Il est intéressant d’observer à la loupe les slogans qu’ont choisis tous nos candidats pour cette élection présidentielle. On veut croire, en effet, qu’ils ont longuement, les uns et les autres, réfléchi et hésité avant de décider des trois mots que leur présentaient leurs conseillers et qui, en principe, vont marquer toute leur campagne.
Quatre d’entre eux –et c’est plutôt une bonne nouvelle- ont pris le mot France. Sarkozy : « La France forte », Marine Le Pen : « La voix du peuple, l’esprit de la France », Villepin : « Aimons la France », Dupont-Aignan : « Pour une France libre ». On est content que plusieurs de ceux qui souhaitent devenir président de la République se soucient ainsi de la France.
On veut d’ailleurs croire qu’il arrive aussi aux autres d’y penser quand ils évoquent l’union nationale (Bayrou : « Un pays uni, rien ne lui résiste »), la justice (Eva Joly : « Le vote juste »), la confiance (Corinne Lepage : « Les Français en confiance »), voire même la révolution comme Mélenchon (« Prenez le pouvoir ! »), Nathalie Arthaud (« Une candidate communiste ») ou Poutou (« Aux capitalistes de payer leur crise »).
A première vue, ils semblent donc tous d’accord avec Hollande qui proclame, lui, « Le changement c’est maintenant » et le premier à applaudir ce slogan du candidat socialiste doit, évidemment, être Sarkozy lui-même puisqu’il réclame « une France forte » ce qui suppose, évidement, de tout changer le plus vite possible.
Cela dit, ce qui est embêtant c’est que, mis à part Arthaud qui n’a pas dû lire les journaux depuis quelques décennies et qui pense qu’on peut encore, aujourd’hui, se vanter d’être « communiste » et Poutou qui, lui, a mal compris les dernières déclarations de Hollande et qui croit sans doute lui faire plaisir en s’attaquant aux « capitalistes », on voit mal ce qui pourrait bien séparer tous ces candidats.
Nous sommes tous d’accord pour que la France que nous « aimons » « change », pour qu’elle redevienne « forte », « libre », « unie », « juste », « confiante » et qu’elle retrouve son « esprit » et ce tout simplement parce que le peuple aura pris « le pouvoir » ce qui est le principe même des élections.
Malheureusement, les slogans sont comme les publicités, les réclames d’autrefois.
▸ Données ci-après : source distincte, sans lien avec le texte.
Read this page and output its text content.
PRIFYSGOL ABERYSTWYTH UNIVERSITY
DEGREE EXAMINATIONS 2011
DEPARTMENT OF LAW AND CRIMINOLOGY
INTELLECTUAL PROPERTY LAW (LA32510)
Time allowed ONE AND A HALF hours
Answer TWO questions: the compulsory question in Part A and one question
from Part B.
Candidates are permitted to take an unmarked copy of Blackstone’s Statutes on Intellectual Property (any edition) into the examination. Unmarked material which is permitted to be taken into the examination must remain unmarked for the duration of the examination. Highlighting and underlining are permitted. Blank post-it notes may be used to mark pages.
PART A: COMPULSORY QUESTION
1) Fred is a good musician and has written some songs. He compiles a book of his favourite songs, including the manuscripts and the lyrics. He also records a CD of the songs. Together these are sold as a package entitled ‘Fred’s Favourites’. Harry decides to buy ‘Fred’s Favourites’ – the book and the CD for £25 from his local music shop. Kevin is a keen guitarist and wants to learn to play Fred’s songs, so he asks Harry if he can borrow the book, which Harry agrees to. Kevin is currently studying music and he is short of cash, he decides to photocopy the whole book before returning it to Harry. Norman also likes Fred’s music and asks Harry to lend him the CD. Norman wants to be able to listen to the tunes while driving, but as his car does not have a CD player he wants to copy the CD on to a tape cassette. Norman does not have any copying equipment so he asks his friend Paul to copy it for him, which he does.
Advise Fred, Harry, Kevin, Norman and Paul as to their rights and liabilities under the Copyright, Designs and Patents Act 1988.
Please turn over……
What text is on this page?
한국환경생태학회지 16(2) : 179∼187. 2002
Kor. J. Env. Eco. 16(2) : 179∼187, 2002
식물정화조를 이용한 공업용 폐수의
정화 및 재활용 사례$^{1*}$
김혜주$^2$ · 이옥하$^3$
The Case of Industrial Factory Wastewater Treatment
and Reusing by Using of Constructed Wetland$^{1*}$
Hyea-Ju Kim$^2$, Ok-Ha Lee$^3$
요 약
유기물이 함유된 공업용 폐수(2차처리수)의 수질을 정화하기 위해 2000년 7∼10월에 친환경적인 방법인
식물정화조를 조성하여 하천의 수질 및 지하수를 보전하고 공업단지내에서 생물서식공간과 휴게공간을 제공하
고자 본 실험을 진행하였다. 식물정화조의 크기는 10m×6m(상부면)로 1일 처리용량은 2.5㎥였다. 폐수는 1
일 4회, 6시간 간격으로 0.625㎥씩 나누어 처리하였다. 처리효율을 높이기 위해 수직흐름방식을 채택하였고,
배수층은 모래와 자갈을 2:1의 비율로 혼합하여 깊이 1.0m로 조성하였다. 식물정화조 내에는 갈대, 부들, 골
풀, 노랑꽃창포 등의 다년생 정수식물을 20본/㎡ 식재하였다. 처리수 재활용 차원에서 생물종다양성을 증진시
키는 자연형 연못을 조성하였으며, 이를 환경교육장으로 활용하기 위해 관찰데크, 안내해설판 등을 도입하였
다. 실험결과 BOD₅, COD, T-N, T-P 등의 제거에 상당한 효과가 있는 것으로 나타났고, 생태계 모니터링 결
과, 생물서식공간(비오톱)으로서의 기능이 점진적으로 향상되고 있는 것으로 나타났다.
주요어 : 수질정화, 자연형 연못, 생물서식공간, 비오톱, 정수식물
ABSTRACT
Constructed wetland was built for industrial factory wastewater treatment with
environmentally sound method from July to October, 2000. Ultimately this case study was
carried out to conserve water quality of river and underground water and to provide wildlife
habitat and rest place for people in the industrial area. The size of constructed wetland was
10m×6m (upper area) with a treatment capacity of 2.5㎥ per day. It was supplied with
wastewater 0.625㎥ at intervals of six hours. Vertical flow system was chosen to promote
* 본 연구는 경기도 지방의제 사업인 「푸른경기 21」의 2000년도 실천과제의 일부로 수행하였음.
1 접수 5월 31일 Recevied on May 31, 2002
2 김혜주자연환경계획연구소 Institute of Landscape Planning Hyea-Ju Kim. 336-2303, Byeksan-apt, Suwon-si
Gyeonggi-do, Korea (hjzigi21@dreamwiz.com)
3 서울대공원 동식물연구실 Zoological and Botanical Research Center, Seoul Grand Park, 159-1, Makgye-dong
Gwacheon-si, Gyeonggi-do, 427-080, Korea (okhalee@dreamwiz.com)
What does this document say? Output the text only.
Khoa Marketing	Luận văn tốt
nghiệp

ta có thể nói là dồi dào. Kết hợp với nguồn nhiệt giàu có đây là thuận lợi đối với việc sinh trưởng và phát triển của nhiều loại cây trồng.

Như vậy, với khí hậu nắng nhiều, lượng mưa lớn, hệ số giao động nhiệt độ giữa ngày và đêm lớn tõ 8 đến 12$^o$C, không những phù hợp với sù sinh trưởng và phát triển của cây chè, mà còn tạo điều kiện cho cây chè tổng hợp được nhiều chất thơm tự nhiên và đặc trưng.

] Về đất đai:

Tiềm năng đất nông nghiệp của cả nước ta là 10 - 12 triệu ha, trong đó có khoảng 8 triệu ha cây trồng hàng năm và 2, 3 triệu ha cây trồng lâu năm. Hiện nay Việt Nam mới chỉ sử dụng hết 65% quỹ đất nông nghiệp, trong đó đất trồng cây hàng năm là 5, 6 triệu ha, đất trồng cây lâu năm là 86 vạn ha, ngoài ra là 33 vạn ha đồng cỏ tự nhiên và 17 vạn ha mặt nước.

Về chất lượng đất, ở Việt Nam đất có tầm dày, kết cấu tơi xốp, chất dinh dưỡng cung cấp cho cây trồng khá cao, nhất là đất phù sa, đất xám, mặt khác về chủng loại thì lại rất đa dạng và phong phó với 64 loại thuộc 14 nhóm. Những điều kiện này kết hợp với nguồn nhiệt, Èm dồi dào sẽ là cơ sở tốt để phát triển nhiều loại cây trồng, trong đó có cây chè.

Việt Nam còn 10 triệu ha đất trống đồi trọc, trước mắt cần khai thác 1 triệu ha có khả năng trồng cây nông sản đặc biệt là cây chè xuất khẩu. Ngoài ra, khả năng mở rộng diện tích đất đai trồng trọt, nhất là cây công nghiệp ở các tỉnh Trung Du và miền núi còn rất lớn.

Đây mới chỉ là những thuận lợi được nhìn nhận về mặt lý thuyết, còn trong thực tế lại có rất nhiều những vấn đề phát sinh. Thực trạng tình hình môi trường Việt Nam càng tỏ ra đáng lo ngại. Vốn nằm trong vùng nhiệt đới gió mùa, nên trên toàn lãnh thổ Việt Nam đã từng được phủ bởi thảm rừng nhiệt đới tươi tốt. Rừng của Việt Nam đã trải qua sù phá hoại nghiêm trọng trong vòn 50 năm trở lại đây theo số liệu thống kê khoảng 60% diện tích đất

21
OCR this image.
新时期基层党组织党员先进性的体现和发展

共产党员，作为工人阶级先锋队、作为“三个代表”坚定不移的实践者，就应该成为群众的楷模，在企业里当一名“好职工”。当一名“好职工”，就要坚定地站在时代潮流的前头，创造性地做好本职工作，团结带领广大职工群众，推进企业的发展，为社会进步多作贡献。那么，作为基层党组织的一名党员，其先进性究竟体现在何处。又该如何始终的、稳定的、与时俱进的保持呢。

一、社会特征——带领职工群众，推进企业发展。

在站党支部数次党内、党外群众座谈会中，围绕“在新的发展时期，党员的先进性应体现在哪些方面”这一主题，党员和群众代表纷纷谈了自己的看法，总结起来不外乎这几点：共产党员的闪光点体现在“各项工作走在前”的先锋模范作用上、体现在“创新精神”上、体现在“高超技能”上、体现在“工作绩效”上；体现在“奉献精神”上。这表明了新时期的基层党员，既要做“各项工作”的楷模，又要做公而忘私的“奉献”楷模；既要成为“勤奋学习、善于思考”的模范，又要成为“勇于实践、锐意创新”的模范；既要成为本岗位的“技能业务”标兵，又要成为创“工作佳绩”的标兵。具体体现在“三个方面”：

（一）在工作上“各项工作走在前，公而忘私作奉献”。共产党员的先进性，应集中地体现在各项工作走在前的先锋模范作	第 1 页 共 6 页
On raconte n’importe quoi pour attirer le chaland. Chacun lave plus blanc que l’autre. Pour s’en tenir aux deux favoris du jour, s’ils n’avaient pas voulu nous tromper sur la marchandise, l’un aurait dû nous dire : « Avec moi, ce sera Martine Aubry à Matignon » et l’autre : « Avec moi, on continue comme avant ».
Mais celui qui rêve d’en revenir à 1981 ou à 1997 préfère nous vendre du « changement » et celui qui a plombé la France nous fait miroiter « une France forte ».
La publicité c’est l’art de vendre des vessies pour des lanternes, du lard pour du cochon, de la chèvre pour du chou.